The Underpinnings of Health Care Make Health Care a Social Endeavor

The notion that the medical professions are grounded in sound social and philosophical commitments to human well-being and advancement is the very foundation of medicine since time in memoriam (Illich, 1976; Pellegrino & Thomasma, 1981; Sturmberg, 2007). It should not be frowned upon, rather it should be the starting point of re-thinking the purpose, meaning and operation of caring. Caring in fact should be the imperative work since most patients we care for have no medical condition explainable by the mechanistic biomedical model (Green, Fryer, Yawn, Lanier, & Dovey, 2001; White, Williams, & Greenberg, 1961).
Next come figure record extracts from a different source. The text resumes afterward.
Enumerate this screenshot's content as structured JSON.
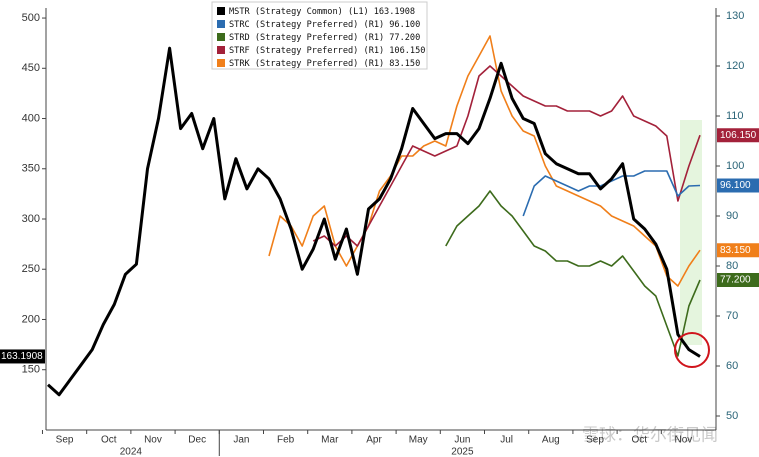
{
  "chart_data": {
    "type": "line",
    "categories": [
      "Sep",
      null,
      null,
      null,
      "Oct",
      null,
      null,
      null,
      "Nov",
      null,
      null,
      null,
      "Dec",
      null,
      null,
      null,
      "Jan",
      null,
      null,
      null,
      "Feb",
      null,
      null,
      null,
      "Mar",
      null,
      null,
      null,
      "Apr",
      null,
      null,
      null,
      "May",
      null,
      null,
      null,
      "Jun",
      null,
      null,
      null,
      "Jul",
      null,
      null,
      null,
      "Aug",
      null,
      null,
      null,
      "Sep",
      null,
      null,
      null,
      "Oct",
      null,
      null,
      null,
      "Nov",
      null,
      null,
      null
    ],
    "year_labels": [
      "2024",
      "2025"
    ],
    "series": [
      {
        "name": "MSTR (Strategy Common) (L1)",
        "color": "#000000",
        "axis": "y",
        "values": [
          135,
          125,
          140,
          155,
          170,
          195,
          215,
          245,
          255,
          350,
          400,
          470,
          390,
          405,
          370,
          400,
          320,
          360,
          330,
          350,
          340,
          320,
          290,
          250,
          270,
          300,
          260,
          290,
          245,
          310,
          320,
          340,
          370,
          410,
          395,
          380,
          385,
          385,
          375,
          390,
          420,
          455,
          420,
          400,
          395,
          365,
          355,
          350,
          345,
          345,
          330,
          340,
          355,
          300,
          290,
          275,
          250,
          185,
          170,
          163.1908
        ]
      },
      {
        "name": "STRC (Strategy Preferred) (R1)",
        "color": "#2b6cb0",
        "axis": "y2",
        "last_value_label": "96.100",
        "values": [
          null,
          null,
          null,
          null,
          null,
          null,
          null,
          null,
          null,
          null,
          null,
          null,
          null,
          null,
          null,
          null,
          null,
          null,
          null,
          null,
          null,
          null,
          null,
          null,
          null,
          null,
          null,
          null,
          null,
          null,
          null,
          null,
          null,
          null,
          null,
          null,
          null,
          null,
          null,
          null,
          null,
          null,
          null,
          90,
          96,
          98,
          97,
          96,
          95,
          96,
          96,
          97,
          98,
          98,
          99,
          99,
          99,
          94,
          96,
          96.1
        ]
      },
      {
        "name": "STRD (Strategy Preferred) (R1)",
        "color": "#3d6b1c",
        "axis": "y2",
        "last_value_label": "77.200",
        "values": [
          null,
          null,
          null,
          null,
          null,
          null,
          null,
          null,
          null,
          null,
          null,
          null,
          null,
          null,
          null,
          null,
          null,
          null,
          null,
          null,
          null,
          null,
          null,
          null,
          null,
          null,
          null,
          null,
          null,
          null,
          null,
          null,
          null,
          null,
          null,
          null,
          84,
          88,
          90,
          92,
          95,
          92,
          90,
          87,
          84,
          83,
          81,
          81,
          80,
          80,
          81,
          80,
          82,
          79,
          76,
          74,
          68,
          62,
          72,
          77.2
        ]
      },
      {
        "name": "STRF (Strategy Preferred) (R1)",
        "color": "#a3213a",
        "axis": "y2",
        "last_value_label": "106.150",
        "values": [
          null,
          null,
          null,
          null,
          null,
          null,
          null,
          null,
          null,
          null,
          null,
          null,
          null,
          null,
          null,
          null,
          null,
          null,
          null,
          null,
          null,
          null,
          null,
          null,
          85,
          86,
          84,
          86,
          84,
          88,
          92,
          96,
          100,
          104,
          103,
          102,
          103,
          104,
          110,
          118,
          120,
          118,
          116,
          114,
          113,
          112,
          112,
          111,
          111,
          111,
          110,
          111,
          114,
          110,
          109,
          108,
          106,
          93,
          100,
          106.15
        ]
      },
      {
        "name": "STRK (Strategy Preferred) (R1)",
        "color": "#f07f1a",
        "axis": "y2",
        "last_value_label": "83.150",
        "values": [
          null,
          null,
          null,
          null,
          null,
          null,
          null,
          null,
          null,
          null,
          null,
          null,
          null,
          null,
          null,
          null,
          null,
          null,
          null,
          null,
          82,
          90,
          88,
          84,
          90,
          92,
          84,
          80,
          84,
          88,
          95,
          98,
          102,
          102,
          104,
          105,
          104,
          112,
          118,
          122,
          126,
          115,
          110,
          107,
          106,
          100,
          96,
          95,
          94,
          93,
          92,
          90,
          89,
          88,
          86,
          84,
          78,
          76,
          80,
          83.15
        ]
      }
    ],
    "ylim": [
      90,
      510
    ],
    "yticks": [
      150,
      200,
      250,
      300,
      350,
      400,
      450,
      500
    ],
    "y2lim": [
      47.2,
      131.6
    ],
    "y2ticks": [
      50,
      60,
      70,
      80,
      90,
      100,
      110,
      120,
      130
    ],
    "grid": false,
    "legend": "top-left",
    "watermark": "雪球：华尔街见闻"
  }
}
These studies show that the epidemiology of health, illness, dis-ease and disease in the community follows a Pareto distribution (Figure 1), with only a minor percentage requiring tertiary hospital medicine (Sturmberg, O’Halloran, & Martin, 2011). A point important to take into consideration when thinking about health professionals’ education.

Figure 1.


Given the needs of the people to address their subjective wellbeing of health, illness and dis-ease rather than merely an underlying less frequent disease (Lewis, 2003; Sturmberg et al., 2011), humanities should rightly be the driver of the healthcare system (Sturmberg, Martin, & Moes, 2010; Sturmberg, O’Halloran, & Martin, 2010). We tend to talk about systems in a very loose way, and approach system change with an unshakable cause-and-effect mindset, a fatal mistake. Systems not only consist of many interconnected agents acting in nonlinear (and non deterministic) ways, it also entails that their configuration and dynamics are governed by a common goal, a core driver. It is this core driver that ultimately “determines” the fate of any system (Cilliers, 1998).